First, the Plaintiffs allege that Defendants violated § 1 of the Sherman Act by entering into an illegal agreement to refuse to deal with conservative news and media outlets as well as to suppress media content and advocacy. The Plaintiffs also allege that the Defendants have violated § 2 of the Sherman Act by “willfully” engaging in “an exclusionary course of conduct” with a specific intent to monopolize and destroy effective competition in the relevant market for media and news publications.” Third, the Plaintiffs allege that Defendants’ platforms  are “public accommodations” and have violated the District of Columbia’s Human Rights Act by denying them “the full and equal enjoyment of the services, privileges, and advantages that they provide to persons which they perceive to not be affiliated with the Republican Party or of Jewish faith.” Lastly, the Plaintiffs allege that the Defendants are “quasi-state actors” that “create, operate, and control public platforms that are for public use and public benefit, thus violating the First Amendment by depriving the Plaintiffs of their “constitutional rights by censoring their content for purely political reasons.” 
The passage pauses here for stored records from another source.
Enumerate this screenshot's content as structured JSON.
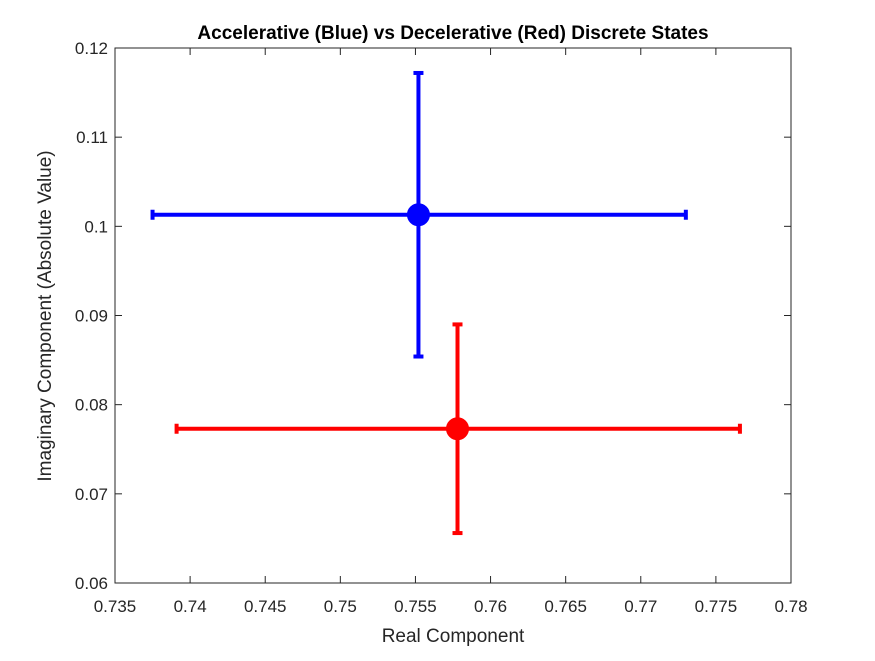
{
  "chart_data": {
    "type": "scatter",
    "title": "Accelerative (Blue) vs Decelerative (Red) Discrete States",
    "xlabel": "Real Component",
    "ylabel": "Imaginary Component (Absolute Value)",
    "xlim": [
      0.735,
      0.78
    ],
    "ylim": [
      0.06,
      0.12
    ],
    "xticks": [
      "0.735",
      "0.74",
      "0.745",
      "0.75",
      "0.755",
      "0.76",
      "0.765",
      "0.77",
      "0.775",
      "0.78"
    ],
    "yticks": [
      "0.06",
      "0.07",
      "0.08",
      "0.09",
      "0.1",
      "0.11",
      "0.12"
    ],
    "grid": false,
    "series": [
      {
        "color": "#0000ff",
        "x": 0.7552,
        "y": 0.1013,
        "x_err": [
          0.7375,
          0.773
        ],
        "y_err": [
          0.0854,
          0.1172
        ]
      },
      {
        "color": "#ff0000",
        "x": 0.7578,
        "y": 0.0773,
        "x_err": [
          0.7391,
          0.7766
        ],
        "y_err": [
          0.0656,
          0.089
        ]
      }
    ]
  }
}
The court ruled that the Plaintiffs have sufficiently alleged facts to support their standing by alleging plausible harm - the decrease in revenues - that is fairly traceable to the alleged conspiracy by Defendants. However, the court ultimately ruled that the Plaintiffs have failed to state viable legal claims for which relief can be sought. 
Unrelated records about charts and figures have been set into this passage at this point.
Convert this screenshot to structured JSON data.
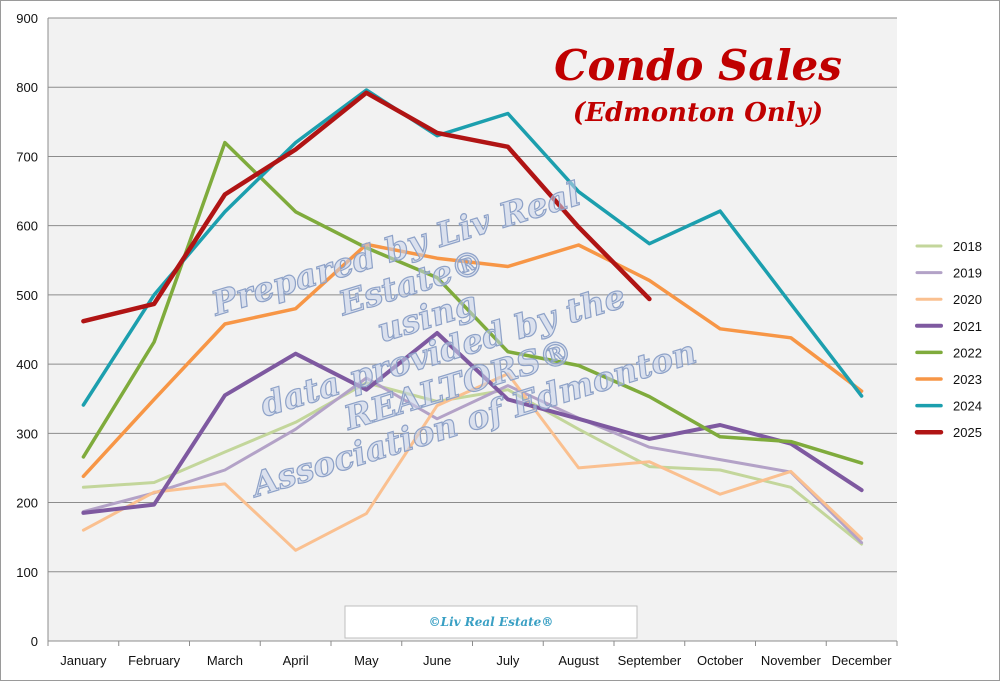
{
  "chart_data": {
    "type": "line",
    "title": "Condo Sales",
    "subtitle": "(Edmonton Only)",
    "xlabel": "",
    "ylabel": "",
    "ylim": [
      0,
      900
    ],
    "yticks": [
      0,
      100,
      200,
      300,
      400,
      500,
      600,
      700,
      800,
      900
    ],
    "grid": "horizontal",
    "legend_position": "right",
    "categories": [
      "January",
      "February",
      "March",
      "April",
      "May",
      "June",
      "July",
      "August",
      "September",
      "October",
      "November",
      "December"
    ],
    "series": [
      {
        "name": "2018",
        "color": "#c3d69b",
        "width": 3,
        "values": [
          222,
          229,
          273,
          316,
          373,
          346,
          363,
          306,
          252,
          247,
          222,
          140
        ]
      },
      {
        "name": "2019",
        "color": "#b3a2c7",
        "width": 3,
        "values": [
          187,
          214,
          247,
          306,
          380,
          321,
          369,
          322,
          280,
          262,
          244,
          142
        ]
      },
      {
        "name": "2020",
        "color": "#fac090",
        "width": 3,
        "values": [
          160,
          215,
          227,
          131,
          184,
          340,
          386,
          250,
          259,
          212,
          245,
          148
        ]
      },
      {
        "name": "2021",
        "color": "#7e59a0",
        "width": 4,
        "values": [
          185,
          197,
          355,
          415,
          363,
          445,
          349,
          321,
          292,
          312,
          285,
          218
        ]
      },
      {
        "name": "2022",
        "color": "#7fab3c",
        "width": 3.5,
        "values": [
          266,
          432,
          720,
          620,
          568,
          525,
          418,
          398,
          353,
          295,
          288,
          257
        ]
      },
      {
        "name": "2023",
        "color": "#f79646",
        "width": 3.5,
        "values": [
          238,
          349,
          458,
          480,
          573,
          553,
          541,
          572,
          521,
          451,
          438,
          361
        ]
      },
      {
        "name": "2024",
        "color": "#1c9fae",
        "width": 3.5,
        "values": [
          341,
          500,
          620,
          720,
          796,
          730,
          762,
          649,
          574,
          621,
          487,
          354
        ]
      },
      {
        "name": "2025",
        "color": "#b01414",
        "width": 4.5,
        "values": [
          462,
          487,
          645,
          710,
          792,
          734,
          714,
          598,
          494,
          null,
          null,
          null
        ]
      }
    ]
  },
  "watermark": {
    "lines": [
      "Prepared by Liv Real",
      "Estate®",
      "using",
      "data provided by the",
      "REALTORS®",
      "Association of Edmonton"
    ]
  },
  "copyright": "©Liv Real Estate®"
}
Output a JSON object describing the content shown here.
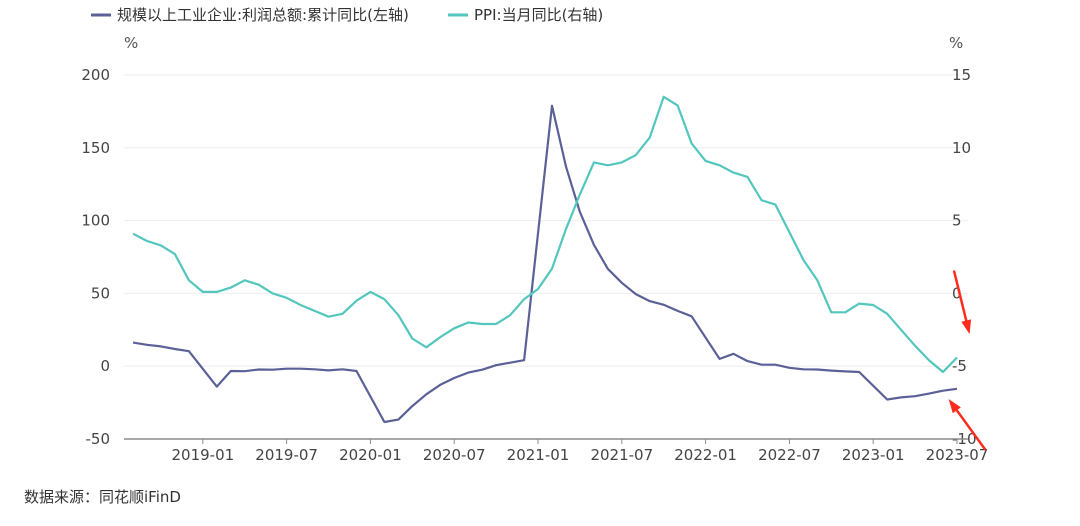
{
  "chart_data": {
    "type": "line",
    "title": "",
    "colors": {
      "series1": "#5b6197",
      "series2": "#53c6bd",
      "arrow": "#ff2b1c",
      "grid": "#eeeeee",
      "axis": "#8c8c8c"
    },
    "legend": {
      "position": "top-left",
      "entries": [
        "规模以上工业企业:利润总额:累计同比(左轴)",
        "PPI:当月同比(右轴)"
      ]
    },
    "left_axis": {
      "unit": "%",
      "ylim": [
        -50,
        200
      ],
      "ticks": [
        "200",
        "150",
        "100",
        "50",
        "0",
        "-50"
      ],
      "tick_values": [
        200,
        150,
        100,
        50,
        0,
        -50
      ]
    },
    "right_axis": {
      "unit": "%",
      "ylim": [
        -10,
        15
      ],
      "ticks": [
        "15",
        "10",
        "5",
        "0",
        "-5",
        "-10"
      ],
      "tick_values": [
        15,
        10,
        5,
        0,
        -5,
        -10
      ]
    },
    "x": {
      "start_month": "2018-08",
      "end_month": "2023-07",
      "tick_labels": [
        "2019-01",
        "2019-07",
        "2020-01",
        "2020-07",
        "2021-01",
        "2021-07",
        "2022-01",
        "2022-07",
        "2023-01",
        "2023-07"
      ],
      "tick_index": [
        5,
        11,
        17,
        23,
        29,
        35,
        41,
        47,
        53,
        59
      ]
    },
    "series": [
      {
        "name": "规模以上工业企业:利润总额:累计同比(左轴)",
        "axis": "left",
        "points": [
          [
            0,
            16.2
          ],
          [
            1,
            14.7
          ],
          [
            2,
            13.6
          ],
          [
            3,
            11.8
          ],
          [
            4,
            10.3
          ],
          [
            6,
            -14.0
          ],
          [
            7,
            -3.3
          ],
          [
            8,
            -3.4
          ],
          [
            9,
            -2.3
          ],
          [
            10,
            -2.4
          ],
          [
            11,
            -1.7
          ],
          [
            12,
            -1.7
          ],
          [
            13,
            -2.1
          ],
          [
            14,
            -2.9
          ],
          [
            15,
            -2.1
          ],
          [
            16,
            -3.3
          ],
          [
            18,
            -38.3
          ],
          [
            19,
            -36.7
          ],
          [
            20,
            -27.4
          ],
          [
            21,
            -19.3
          ],
          [
            22,
            -12.8
          ],
          [
            23,
            -8.1
          ],
          [
            24,
            -4.4
          ],
          [
            25,
            -2.4
          ],
          [
            26,
            0.7
          ],
          [
            27,
            2.4
          ],
          [
            28,
            4.1
          ],
          [
            30,
            178.9
          ],
          [
            31,
            137.3
          ],
          [
            32,
            106.0
          ],
          [
            33,
            83.4
          ],
          [
            34,
            66.9
          ],
          [
            35,
            57.3
          ],
          [
            36,
            49.5
          ],
          [
            37,
            44.7
          ],
          [
            38,
            42.2
          ],
          [
            39,
            38.0
          ],
          [
            40,
            34.3
          ],
          [
            42,
            5.0
          ],
          [
            43,
            8.5
          ],
          [
            44,
            3.5
          ],
          [
            45,
            1.0
          ],
          [
            46,
            1.0
          ],
          [
            47,
            -1.1
          ],
          [
            48,
            -2.1
          ],
          [
            49,
            -2.3
          ],
          [
            50,
            -3.0
          ],
          [
            51,
            -3.6
          ],
          [
            52,
            -4.0
          ],
          [
            54,
            -22.9
          ],
          [
            55,
            -21.4
          ],
          [
            56,
            -20.6
          ],
          [
            57,
            -18.8
          ],
          [
            58,
            -16.8
          ],
          [
            59,
            -15.5
          ]
        ]
      },
      {
        "name": "PPI:当月同比(右轴)",
        "axis": "right",
        "points": [
          [
            0,
            4.1
          ],
          [
            1,
            3.6
          ],
          [
            2,
            3.3
          ],
          [
            3,
            2.7
          ],
          [
            4,
            0.9
          ],
          [
            5,
            0.1
          ],
          [
            6,
            0.1
          ],
          [
            7,
            0.4
          ],
          [
            8,
            0.9
          ],
          [
            9,
            0.6
          ],
          [
            10,
            0.0
          ],
          [
            11,
            -0.3
          ],
          [
            12,
            -0.8
          ],
          [
            13,
            -1.2
          ],
          [
            14,
            -1.6
          ],
          [
            15,
            -1.4
          ],
          [
            16,
            -0.5
          ],
          [
            17,
            0.1
          ],
          [
            18,
            -0.4
          ],
          [
            19,
            -1.5
          ],
          [
            20,
            -3.1
          ],
          [
            21,
            -3.7
          ],
          [
            22,
            -3.0
          ],
          [
            23,
            -2.4
          ],
          [
            24,
            -2.0
          ],
          [
            25,
            -2.1
          ],
          [
            26,
            -2.1
          ],
          [
            27,
            -1.5
          ],
          [
            28,
            -0.4
          ],
          [
            29,
            0.3
          ],
          [
            30,
            1.7
          ],
          [
            31,
            4.4
          ],
          [
            32,
            6.8
          ],
          [
            33,
            9.0
          ],
          [
            34,
            8.8
          ],
          [
            35,
            9.0
          ],
          [
            36,
            9.5
          ],
          [
            37,
            10.7
          ],
          [
            38,
            13.5
          ],
          [
            39,
            12.9
          ],
          [
            40,
            10.3
          ],
          [
            41,
            9.1
          ],
          [
            42,
            8.8
          ],
          [
            43,
            8.3
          ],
          [
            44,
            8.0
          ],
          [
            45,
            6.4
          ],
          [
            46,
            6.1
          ],
          [
            47,
            4.2
          ],
          [
            48,
            2.3
          ],
          [
            49,
            0.9
          ],
          [
            50,
            -1.3
          ],
          [
            51,
            -1.3
          ],
          [
            52,
            -0.7
          ],
          [
            53,
            -0.8
          ],
          [
            54,
            -1.4
          ],
          [
            55,
            -2.5
          ],
          [
            56,
            -3.6
          ],
          [
            57,
            -4.6
          ],
          [
            58,
            -5.4
          ],
          [
            59,
            -4.4
          ]
        ]
      }
    ],
    "annotations": [
      {
        "type": "arrow",
        "label": "",
        "from": [
          58.8,
          1.5
        ],
        "to": [
          59.9,
          -2.8
        ],
        "axis": "right",
        "color": "#ff2b1c"
      },
      {
        "type": "arrow",
        "label": "",
        "from": [
          61.0,
          -57.0
        ],
        "to": [
          58.4,
          -22.5
        ],
        "axis": "left",
        "color": "#ff2b1c"
      }
    ]
  },
  "source": "数据来源：同花顺iFinD"
}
To sufficiently plead a claim under § 1 of the Sherman Act, the complaint must have “enough factual matter (taken as true) to suggest that an agreement was made.” The court held that the Plaintiffs failed to allege facts excluding the possibility that Defendants were acting alone because the Plaintiffs included no allegations that any of the Defendants met or otherwise communicated an intent to collectively suppress conservative content. 

Similarly, the court noted that for a claim under § 2 of the Sherman Act, “collective or ‘shared monopoly’” arguments are generally “insufficient to state a claim that defendants have monopolized or attempted to monopolize the relevant market” in violation of the law. The Court held that the Plaintiffs did not sufficiently allege facts such as market share data that showed that Defendants, in acting individually, monopolized or sought to monopolize any defined market. 

The Plaintiff’s discrimination claim did not fare any better. The D.C Human Rights Act defines a “place of public accommodation” as “all places included in the meaning of such terms as inns, taverns road houses, hotels, motels . . . restaurants, . . . wholesale and retail stores,’ and many other physical locations.” The Act continues to list over 50 specific examples of “public accommodations,” not one of which is an online or virtual platform. The court held that the Plaintiffs erroneously alleged that Defendants’ platforms qualified as public accommodations because courts have previously held that “public accommodations” under the ADA are limited to physical locations. 

Lastly, the court ruled that the Plaintiffs failed to allege a nexus between Defendants’ actions and any function traditionally reserved exclusively to the state.  Even though the Plaintiffs’ complaint focused on the Defendants’ alleged suppression of conservative political content and that “selective censorship of the kind alleged…may be antithetical to the American tradition of freedom of speech,” the court ultimately concluded that it is not actionable under the First Amendment unless perpetrated by a state actor.”

For these reasons, the United States District Court for the District of Columbia granted the Motion to Dismiss.